The docking studies were performed on the crystal structures of the three portions of the AcrAB-TolC efflux system, which were all deposited in the Protein Data Bank [49] (AcrB (PDB: 4DX5) [41]; AcrA (PDB: 2F1M) [50]; TolC (PDB: 1EK9) [51]). The docking scores obtained are in Table S1 (Supplementary Materials). The sites chosen were the ones described as relevant in the literature: for the efflux pump AcrB, the substrate-binding site (SBS) and the hydrophobic trap (HT) [42]; the helical hairpin (HH) and the lipoyl domain (LD) for the periplasmic adaptor AcrA [52]; and for the transmembrane channel TolC, the region containing the lysine residues that interact with the 3,3′-dithiobis(sulfosuccinimidyl propionate) bifunctional crosslinker [52].

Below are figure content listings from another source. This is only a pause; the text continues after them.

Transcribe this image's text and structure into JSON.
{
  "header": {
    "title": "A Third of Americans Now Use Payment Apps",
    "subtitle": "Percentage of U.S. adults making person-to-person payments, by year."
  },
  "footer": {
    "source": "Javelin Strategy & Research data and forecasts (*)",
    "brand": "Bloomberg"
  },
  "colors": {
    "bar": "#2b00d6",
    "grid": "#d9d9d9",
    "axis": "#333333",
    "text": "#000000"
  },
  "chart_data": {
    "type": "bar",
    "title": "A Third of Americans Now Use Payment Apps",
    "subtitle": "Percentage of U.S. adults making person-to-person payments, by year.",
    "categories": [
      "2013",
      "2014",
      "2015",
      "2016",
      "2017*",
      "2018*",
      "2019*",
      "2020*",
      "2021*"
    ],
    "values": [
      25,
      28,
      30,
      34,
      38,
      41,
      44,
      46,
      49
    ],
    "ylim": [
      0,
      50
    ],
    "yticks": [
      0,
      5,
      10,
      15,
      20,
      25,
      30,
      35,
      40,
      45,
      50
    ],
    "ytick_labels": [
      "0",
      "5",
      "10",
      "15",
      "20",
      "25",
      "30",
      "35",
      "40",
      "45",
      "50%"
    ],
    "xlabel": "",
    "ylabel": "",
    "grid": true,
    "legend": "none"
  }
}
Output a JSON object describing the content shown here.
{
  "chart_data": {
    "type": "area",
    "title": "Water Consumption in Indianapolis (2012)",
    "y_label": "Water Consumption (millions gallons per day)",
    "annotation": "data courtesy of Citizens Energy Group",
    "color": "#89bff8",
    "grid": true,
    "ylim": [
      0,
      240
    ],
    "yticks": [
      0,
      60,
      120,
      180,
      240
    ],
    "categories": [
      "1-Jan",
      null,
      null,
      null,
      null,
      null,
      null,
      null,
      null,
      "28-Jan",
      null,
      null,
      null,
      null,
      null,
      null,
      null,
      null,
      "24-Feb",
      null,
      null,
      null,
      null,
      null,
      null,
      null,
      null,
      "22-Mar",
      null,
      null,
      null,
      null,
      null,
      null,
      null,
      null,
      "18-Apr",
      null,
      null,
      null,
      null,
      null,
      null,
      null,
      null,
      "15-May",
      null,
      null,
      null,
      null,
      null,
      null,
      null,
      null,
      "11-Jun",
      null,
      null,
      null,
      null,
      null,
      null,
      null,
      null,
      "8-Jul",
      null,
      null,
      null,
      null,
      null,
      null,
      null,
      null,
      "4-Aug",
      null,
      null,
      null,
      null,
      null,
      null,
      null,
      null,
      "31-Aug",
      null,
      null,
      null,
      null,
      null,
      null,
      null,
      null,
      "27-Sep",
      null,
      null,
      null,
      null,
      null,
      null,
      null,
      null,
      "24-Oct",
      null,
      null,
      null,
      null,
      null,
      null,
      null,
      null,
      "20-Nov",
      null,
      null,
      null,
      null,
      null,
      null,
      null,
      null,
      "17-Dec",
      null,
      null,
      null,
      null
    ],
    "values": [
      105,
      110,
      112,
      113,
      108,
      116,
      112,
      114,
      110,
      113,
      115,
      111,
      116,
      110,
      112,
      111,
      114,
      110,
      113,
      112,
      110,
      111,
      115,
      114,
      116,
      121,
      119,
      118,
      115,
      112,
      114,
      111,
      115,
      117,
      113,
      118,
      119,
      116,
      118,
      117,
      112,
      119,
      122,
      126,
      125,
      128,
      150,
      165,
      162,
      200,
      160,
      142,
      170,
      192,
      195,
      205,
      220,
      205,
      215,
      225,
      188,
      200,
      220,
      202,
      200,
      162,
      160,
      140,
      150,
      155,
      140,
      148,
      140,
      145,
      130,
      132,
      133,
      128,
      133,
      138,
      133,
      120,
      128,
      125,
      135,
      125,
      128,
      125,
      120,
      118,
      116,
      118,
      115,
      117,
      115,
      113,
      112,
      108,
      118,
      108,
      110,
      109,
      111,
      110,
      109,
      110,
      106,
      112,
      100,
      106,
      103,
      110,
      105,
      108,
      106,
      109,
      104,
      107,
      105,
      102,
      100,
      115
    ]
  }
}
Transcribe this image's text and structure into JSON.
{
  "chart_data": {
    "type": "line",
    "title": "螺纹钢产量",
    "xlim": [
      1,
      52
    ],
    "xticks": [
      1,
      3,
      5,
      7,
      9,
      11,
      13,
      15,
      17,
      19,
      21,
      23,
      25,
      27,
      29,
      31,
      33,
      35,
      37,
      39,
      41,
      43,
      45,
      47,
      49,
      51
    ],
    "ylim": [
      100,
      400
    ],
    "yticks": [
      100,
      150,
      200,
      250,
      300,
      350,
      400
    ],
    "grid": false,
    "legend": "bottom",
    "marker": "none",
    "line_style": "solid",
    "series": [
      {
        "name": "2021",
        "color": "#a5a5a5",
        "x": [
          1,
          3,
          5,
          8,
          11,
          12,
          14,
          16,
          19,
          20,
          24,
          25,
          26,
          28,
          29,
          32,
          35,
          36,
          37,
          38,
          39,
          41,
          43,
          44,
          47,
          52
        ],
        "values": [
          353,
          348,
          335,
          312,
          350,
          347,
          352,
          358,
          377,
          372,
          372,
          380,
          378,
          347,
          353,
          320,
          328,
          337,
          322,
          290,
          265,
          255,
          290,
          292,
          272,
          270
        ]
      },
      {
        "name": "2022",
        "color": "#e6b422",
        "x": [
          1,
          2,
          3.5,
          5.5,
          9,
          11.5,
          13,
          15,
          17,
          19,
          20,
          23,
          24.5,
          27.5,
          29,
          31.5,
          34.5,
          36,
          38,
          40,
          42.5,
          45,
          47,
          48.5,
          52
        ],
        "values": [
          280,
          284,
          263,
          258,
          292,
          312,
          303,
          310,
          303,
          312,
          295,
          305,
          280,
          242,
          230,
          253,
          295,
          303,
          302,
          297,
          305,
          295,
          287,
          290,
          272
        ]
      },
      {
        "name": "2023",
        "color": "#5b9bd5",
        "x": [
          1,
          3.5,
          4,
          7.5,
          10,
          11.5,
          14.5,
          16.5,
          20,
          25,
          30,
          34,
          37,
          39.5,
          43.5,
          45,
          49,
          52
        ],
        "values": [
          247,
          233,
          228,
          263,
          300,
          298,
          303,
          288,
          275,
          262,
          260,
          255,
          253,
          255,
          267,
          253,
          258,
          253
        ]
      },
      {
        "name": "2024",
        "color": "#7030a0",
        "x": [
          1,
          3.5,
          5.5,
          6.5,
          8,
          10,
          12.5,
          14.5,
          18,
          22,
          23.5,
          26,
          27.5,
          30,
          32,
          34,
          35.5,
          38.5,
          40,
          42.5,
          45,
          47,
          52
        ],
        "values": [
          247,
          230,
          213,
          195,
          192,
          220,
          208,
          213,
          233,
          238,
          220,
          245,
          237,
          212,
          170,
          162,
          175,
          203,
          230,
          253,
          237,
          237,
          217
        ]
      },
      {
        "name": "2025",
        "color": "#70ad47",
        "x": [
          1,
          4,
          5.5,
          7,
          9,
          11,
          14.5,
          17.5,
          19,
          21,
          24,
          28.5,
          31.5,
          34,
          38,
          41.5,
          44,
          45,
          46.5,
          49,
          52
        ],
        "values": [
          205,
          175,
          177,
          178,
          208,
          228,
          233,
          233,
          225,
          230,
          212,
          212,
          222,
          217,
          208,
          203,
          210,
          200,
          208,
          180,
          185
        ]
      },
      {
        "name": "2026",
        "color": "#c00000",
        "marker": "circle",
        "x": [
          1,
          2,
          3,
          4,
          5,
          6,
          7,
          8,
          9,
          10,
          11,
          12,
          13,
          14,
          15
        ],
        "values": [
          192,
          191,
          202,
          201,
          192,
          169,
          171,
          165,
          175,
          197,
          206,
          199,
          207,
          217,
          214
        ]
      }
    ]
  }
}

The structures of compound 3a–c and 5 were drawn with ChemDraw (PerkinElmer Informatics, Waltham, MA, USA), as were the known AcrAB-TolC inhibitors phenyl-arginyl-β-naphthylamide (PAβN), minocycline, D13-9001, MBX-3132, and doxorubicin. In order to obtain the most favorable energetical conformation, ArgusLab was used. For the docking studies, the software applied was AutoDock Vina (Scripps, San Diego, CA, USA) [53], and the top nine poses were collected for each molecule. The most favorable binding conformation, associated with the lowest docking score value, was visualized using PyMol (Schrödinger, New York, NY, USA) [54].

4. Conclusions

In summary, we have synthetized four 9-xanthenyl derivatives and assessed their antibacterial activity and influence on bacterial mechanisms of resistance, namely, efflux pump inhibition, QS inhibition, and influence on biofilm formation. The compounds herein studied, particularly the xanthene sulfonamide derivatives 3b and 3c, showed interesting preliminary results regarding their impact on different mechanisms of bacterial resistance. In the future, a comprehensive series of related compounds will be synthesized to allow their assessment against a larger set of bacterial strains and the establishment of a structure-activity relationship of the 9-xanthenyl derivatives, as well as to study their safety, stability, and pharmacokinetic properties. Furthermore, studies on the specific pump being inhibited are warranted, which can be achieved by genetic assays.